Breaking away from her story, Vasantha also mentions how, with her, countless other families were prevented from meeting their loved ones imprisoned in the central prison.

“Prati saari santhoshangane velthanu Sai ni kalavadaniki. Kaani nirasha okkate kalustundi. (Whenever I go to meet Sai, I am happy, but invariably since they don’t allow me to meet him, I am disappointed.)

Vasantha has repeatedly tried to get her husband released on bail due to his health condition and fear of the pandemic.
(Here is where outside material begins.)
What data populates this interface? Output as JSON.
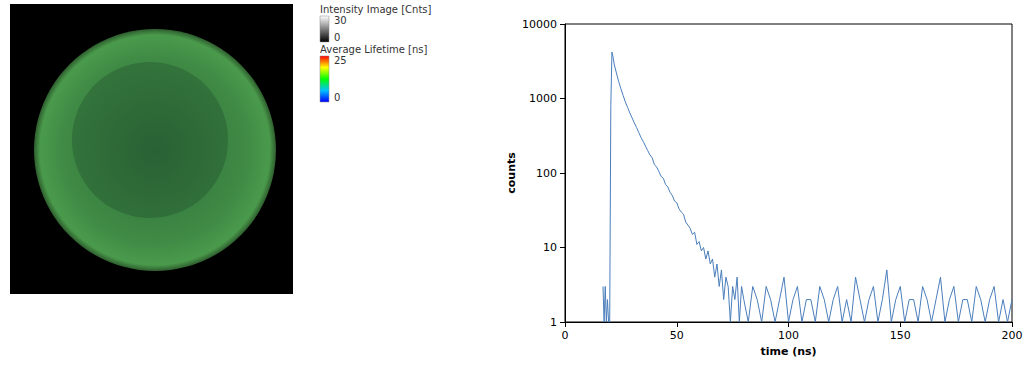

She wrote to Maharashtra’s former home minister, Anil Deshmukh, and prison authorities, but her pleas came to nothing.

“They keep saying he is a threat to the democracy of the country. What can a man do who does not have the basic functions of limbs? People like Pragya Thakur are out on bail after admitting Proudly in court that they were guilty of terrorist acts Why is my husband who did no wrong still in jail she asks.

Vasantha further remarks that so far he has survived due to his faith in the audience and his determination. Discussing one of his letters, she recalls how he said: “Nenu chavuni nirakarsithanu » (I refuse to succumb to death).

When asked where she finds her strength, she clearly stated: “Anyayam chaala rojulu gelavadu. (Injustice doesn’t last too long.)

The language of silence:

Another perhaps distressing part of Vasantha’s story was how language turned out to be such a terrible barrier. “In the prison, they wouldn’t allow us to speak Telugu because they don’t know the Maharashtra language. I don’t know English very well. So I spoke in Telugu and he answered me in English. If by mistake he pronounced something in Telugu, we were not allowed to speak even though we only had 20 minutes to start. she says.

Viewing language and alienation as a roadblock, Vasantha attempted to transfer her husband from Nagpur prison to Cherlapally central prison in Hyderabad under the Prisoner Transfer Act 1950, but the state responded with radio silence.

Literature: the only respite

“Now he only reads the books I send him. Although I don’t know what he is reading at the moment, he asked me The Early Indians by Tony Joseph, The Anarchy by William Dalrymple, Perumal Murugan’s amma and the collected poems of John Keats,” she says

But following the account of Vasantha Kumari, Dr. GN Saibaba praises the Urdu communist poet, Faiz Ahmed Faiz. He also translated some of Faiz’s poetry into Telugu in letters to his wife.

Dr. Saibaba told his wife that every time he reads Faiz, he feels like his thoughts have found form. With the darkness surrounding the couple (and indeed all victims suffering from UAPA), snippets of literature seem to be the only solace Dr. Saibaba finds.